K-51 Spies At War: The Sinking Of The S-1″ |WRITER: Willis B. Rensie, or is it Wil Eisner, or neither of them |ARTIST: Bob Powell…or is it? (Seriously, sometimes I think these credits are the work of spies)
It’s not helping that either Comic Book Plus is missing whole stories (I’ll know when I get to the end) or has these stories in a different order than in the listing at the bottom of the reader’s page. In this story K-51 investigates the latest in a series of sub sinkings, and ends up fighting a traitor among the rescue party. Interesting that in this one K-51 has to be saved by the rescue party, who end up snagging the traitor. So thanks for doing nothing, K-51, but get your tail whipped by a traitor and a squid. Was the squid a spy, too? Anyway, his fiancé Claire shows up to take him to Honolulu for their next assignment. Maybe they can find the missing Patty O’Day story while they’re there.
Mob Buster Robinson: “The Kidnapping Of Mary Sloan” |WRITER: Larry Vance or not |ARTIST: George Tuska–Hey, they committed to one!
Detail is important. A man whose daughter was kidnapped is told not to call the police, so she sends a letter to the DA. Even the captions refer to him as “Capitol City’s fighting district attorney”. Attempting to find Mary Sloan after finding her father dead, Robinson of course gets captured himself, but since these crooks have a trap door leading to a boat in their cell, is fully aware of it, and just waits by the tunnel in case he finds it, Robinson got the “C” list crook on this one. This hurts what could have been an interesting story, though Robinson does one-up The Flame by actually getting to kiss the girl.
Spark Stevens: “The Poaching Junks” |WRITER/ARTIST: Klaus Nordling
Spark and Chuck continue to let their pursuits of pretty girls get them in trouble, this time getting captured because the girl is part of a Chinese crime ring. And yet they still rescue her when the manage to get the boat into the crosshairs of the coast guard, only to get pickpocketed, blame each other, and get locked up for fighting. She even gives them the money back, probably out of pity. The US Navy’s finest, ladies and gentlemen.
I tried going to the Digital Comic Museum, the only other Golden Age archive site I have a link for or know about and they’re missing the same stories.

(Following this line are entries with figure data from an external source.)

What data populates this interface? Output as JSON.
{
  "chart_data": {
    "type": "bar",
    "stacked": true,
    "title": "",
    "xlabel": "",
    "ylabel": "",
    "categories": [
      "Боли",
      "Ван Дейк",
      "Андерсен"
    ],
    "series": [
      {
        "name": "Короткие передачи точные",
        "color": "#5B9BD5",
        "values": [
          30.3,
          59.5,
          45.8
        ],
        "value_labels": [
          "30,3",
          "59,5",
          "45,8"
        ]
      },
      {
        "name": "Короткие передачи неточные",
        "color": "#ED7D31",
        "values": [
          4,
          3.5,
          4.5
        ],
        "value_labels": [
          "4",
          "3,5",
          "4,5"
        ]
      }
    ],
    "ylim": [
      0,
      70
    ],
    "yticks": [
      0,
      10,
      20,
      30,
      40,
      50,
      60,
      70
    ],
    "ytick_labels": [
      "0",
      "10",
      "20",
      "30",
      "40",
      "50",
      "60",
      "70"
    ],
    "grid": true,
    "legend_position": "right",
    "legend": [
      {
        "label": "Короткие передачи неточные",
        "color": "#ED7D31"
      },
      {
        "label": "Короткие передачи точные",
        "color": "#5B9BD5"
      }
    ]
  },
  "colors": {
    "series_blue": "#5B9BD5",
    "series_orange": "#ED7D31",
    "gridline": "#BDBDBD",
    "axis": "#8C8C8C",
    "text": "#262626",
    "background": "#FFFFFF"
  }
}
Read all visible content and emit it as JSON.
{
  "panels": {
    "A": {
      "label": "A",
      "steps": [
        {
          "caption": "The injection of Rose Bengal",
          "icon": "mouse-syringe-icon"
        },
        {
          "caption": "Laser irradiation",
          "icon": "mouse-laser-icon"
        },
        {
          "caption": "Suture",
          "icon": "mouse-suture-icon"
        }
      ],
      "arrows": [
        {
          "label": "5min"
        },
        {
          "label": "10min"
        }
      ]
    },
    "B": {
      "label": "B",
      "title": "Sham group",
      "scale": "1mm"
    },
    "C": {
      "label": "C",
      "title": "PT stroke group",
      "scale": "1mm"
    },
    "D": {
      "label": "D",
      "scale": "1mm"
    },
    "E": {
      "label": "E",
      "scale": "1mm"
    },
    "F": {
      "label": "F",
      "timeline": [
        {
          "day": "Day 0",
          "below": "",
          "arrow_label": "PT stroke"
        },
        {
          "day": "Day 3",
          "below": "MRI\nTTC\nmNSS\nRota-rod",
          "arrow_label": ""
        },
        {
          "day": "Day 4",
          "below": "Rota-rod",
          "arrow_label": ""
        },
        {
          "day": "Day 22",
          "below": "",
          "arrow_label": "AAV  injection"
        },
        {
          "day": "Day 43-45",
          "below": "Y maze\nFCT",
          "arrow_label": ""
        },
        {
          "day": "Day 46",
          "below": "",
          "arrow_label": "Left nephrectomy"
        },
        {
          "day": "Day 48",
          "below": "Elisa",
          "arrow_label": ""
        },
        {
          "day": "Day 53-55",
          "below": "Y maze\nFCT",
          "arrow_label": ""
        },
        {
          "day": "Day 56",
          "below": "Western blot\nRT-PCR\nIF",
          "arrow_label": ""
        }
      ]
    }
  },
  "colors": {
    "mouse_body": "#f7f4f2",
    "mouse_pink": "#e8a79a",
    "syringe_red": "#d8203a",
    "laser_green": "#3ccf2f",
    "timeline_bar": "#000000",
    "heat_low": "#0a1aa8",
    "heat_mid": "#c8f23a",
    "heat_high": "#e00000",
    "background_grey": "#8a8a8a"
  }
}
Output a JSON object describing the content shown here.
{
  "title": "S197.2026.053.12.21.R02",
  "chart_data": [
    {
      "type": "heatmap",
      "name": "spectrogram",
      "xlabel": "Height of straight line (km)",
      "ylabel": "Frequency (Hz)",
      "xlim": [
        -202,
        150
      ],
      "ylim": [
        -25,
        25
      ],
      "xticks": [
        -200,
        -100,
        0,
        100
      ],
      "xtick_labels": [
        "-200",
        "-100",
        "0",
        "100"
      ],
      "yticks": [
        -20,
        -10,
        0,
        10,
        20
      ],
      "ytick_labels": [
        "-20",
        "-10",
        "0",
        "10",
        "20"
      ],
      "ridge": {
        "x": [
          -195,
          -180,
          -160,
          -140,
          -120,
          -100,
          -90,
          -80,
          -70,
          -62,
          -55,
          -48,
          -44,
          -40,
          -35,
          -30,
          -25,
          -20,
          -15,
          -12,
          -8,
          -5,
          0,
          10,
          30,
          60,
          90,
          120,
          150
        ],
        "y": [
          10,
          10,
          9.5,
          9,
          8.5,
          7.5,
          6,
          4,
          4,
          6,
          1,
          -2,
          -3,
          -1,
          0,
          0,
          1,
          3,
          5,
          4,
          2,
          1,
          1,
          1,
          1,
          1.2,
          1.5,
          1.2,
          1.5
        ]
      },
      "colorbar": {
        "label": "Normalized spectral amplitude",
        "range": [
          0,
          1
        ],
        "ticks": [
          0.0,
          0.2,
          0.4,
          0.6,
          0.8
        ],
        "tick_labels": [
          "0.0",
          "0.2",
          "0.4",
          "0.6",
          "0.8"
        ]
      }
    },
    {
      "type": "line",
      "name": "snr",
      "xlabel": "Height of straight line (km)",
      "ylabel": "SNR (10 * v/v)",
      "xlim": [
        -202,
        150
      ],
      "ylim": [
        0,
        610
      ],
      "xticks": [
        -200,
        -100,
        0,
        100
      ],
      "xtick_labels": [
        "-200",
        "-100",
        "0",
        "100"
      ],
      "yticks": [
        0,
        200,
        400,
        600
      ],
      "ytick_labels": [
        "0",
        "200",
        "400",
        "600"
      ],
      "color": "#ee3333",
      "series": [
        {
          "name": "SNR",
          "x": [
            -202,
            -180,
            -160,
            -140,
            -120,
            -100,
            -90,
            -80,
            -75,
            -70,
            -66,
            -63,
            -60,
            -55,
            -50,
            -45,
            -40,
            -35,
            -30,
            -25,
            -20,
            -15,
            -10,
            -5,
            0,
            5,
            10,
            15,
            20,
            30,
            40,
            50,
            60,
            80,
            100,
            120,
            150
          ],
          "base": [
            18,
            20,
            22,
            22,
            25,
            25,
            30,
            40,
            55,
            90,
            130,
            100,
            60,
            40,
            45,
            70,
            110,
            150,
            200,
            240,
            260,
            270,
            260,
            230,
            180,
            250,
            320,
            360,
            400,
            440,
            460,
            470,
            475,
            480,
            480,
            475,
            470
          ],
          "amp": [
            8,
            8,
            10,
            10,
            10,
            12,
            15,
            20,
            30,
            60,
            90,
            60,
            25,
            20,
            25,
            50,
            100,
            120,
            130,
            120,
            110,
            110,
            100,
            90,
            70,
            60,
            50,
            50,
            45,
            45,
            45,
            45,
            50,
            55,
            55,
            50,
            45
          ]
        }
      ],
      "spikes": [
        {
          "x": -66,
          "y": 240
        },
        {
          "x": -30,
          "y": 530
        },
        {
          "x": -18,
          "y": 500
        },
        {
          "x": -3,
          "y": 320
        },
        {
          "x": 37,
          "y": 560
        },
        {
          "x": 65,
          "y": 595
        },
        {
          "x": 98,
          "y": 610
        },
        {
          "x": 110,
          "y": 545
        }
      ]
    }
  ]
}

Shorty Shortcake: The Guatemala Gold Mine Caper |WRITER/ARTIST: Jerry Williams, or S.M. Iger according to CB+
Patty O’Day: “The Hawaiian Volcano Erupts” |WRITER/ARTIST: Claire Moe
Tex Mason: “Indian Drums Throb Along Bar-9” |WRITER/ARTIST: Cecelia Munson, or Munson Paddock, and CB+ won’t commit to either
So I have no idea what happened in these stories. Since the Patty O’Day story, if I understand the info, introduces a recurring villain here and Shorty Shortcake is the solo ongoing story, along with being the two of the three I like (it’s also missing the text stories, which is too bad if you like them, and the Don Quixote story, so not a total loss) I actually like. Tex Mason’s stories are fine but not my interest. Still, it’s a shame if they were lost to time. Watch the usual Sunday updates and if I ever find these three I’ll update their reviews.